Speriamo che non si guasti. Il 24 Piombini,
Franzi e Ventura sono usciti
dall’infermeria. Sono rimasto solo e mi
annoio mortalmente. Le riserve dei pacchi
sono esaurite; le minestre sempre più
liquide e condite male, anzi non condite
affatto, di un gusto infernale. Avevamo
iniziato con Piombini, che conosceva un po’
il tedesco, un fruttuoso commercio con le
sentinelle; pane contro sigarette. Ora tutto
è finito. Il 20 abbiamo saputo
dell’attentato contro Hitler le notizie
politiche e militari di tutti i fonti sono
soddisfacenti e fanno sperare in una fine
non molto lontana. È arrivato da Stettino il
cap. Ghionda (fiduciario degli aderenti al
lavoro) il quale ci ha riferito che gli
ufficiali che si trovano alla scuola sono
trattati abbastanza bene sotto ogni punto di
vista. Nuove richieste di lavoro per una
fabbrica di areoplani.

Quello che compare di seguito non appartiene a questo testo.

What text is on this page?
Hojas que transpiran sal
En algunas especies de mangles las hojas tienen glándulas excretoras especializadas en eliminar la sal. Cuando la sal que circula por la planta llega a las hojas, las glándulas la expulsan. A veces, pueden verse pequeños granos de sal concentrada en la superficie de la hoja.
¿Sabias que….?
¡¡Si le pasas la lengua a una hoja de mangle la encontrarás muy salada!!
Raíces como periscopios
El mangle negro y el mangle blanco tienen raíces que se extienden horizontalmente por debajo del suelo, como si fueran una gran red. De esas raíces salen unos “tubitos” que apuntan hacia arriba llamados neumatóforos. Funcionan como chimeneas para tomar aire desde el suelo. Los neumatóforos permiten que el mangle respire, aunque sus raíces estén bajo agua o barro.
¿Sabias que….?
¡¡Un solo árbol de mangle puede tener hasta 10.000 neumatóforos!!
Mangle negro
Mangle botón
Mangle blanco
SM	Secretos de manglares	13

Nessuna adesione.
Agosto 1944
Le notizie politiche e militari circolanti
per il campo sono buone e fanno sperare in
una prossima fine della guerra. Molte di
esse certamente sono senza fondamento,
create soltanto dalla fantasia di qualche
ottimista. Le principali sono: morte di
Hitler in seguito a ferite; uccisione di
Mussolini; importanti città francesi
occupate dai patrioti; dissidio, in
Germania, tra partito ed esercito; divisioni
tedesche accerchiate, altre arresesi al
nemico; costituzione a Mosca di un nuovo
governo tedesco e a Londra di un governo
austriaco; ed altre di minore importanza. Il
31 luglio, compleanno di Piombini, abbiamo
fatto una buona cenetta; io, Piombini,
Franzi, Marcello e Renza. Minestra di riso e
fagioli, gallette con marmellata, cioccolata
e, in ultimo, una zuppa di biscotti in caffè
dolcissimo e concentratissimo procurato da
Renza in cucina: dopo la cena una sigaretta
nazionale a testa.
Il due sono andato all’ospedale francese per
una visita di controllo. Nessun
miglioramento sensibile, purtroppo. Il 5 o
il 6 è arrivato un vagone carico di
gallette, inviate dal governo repubblicano.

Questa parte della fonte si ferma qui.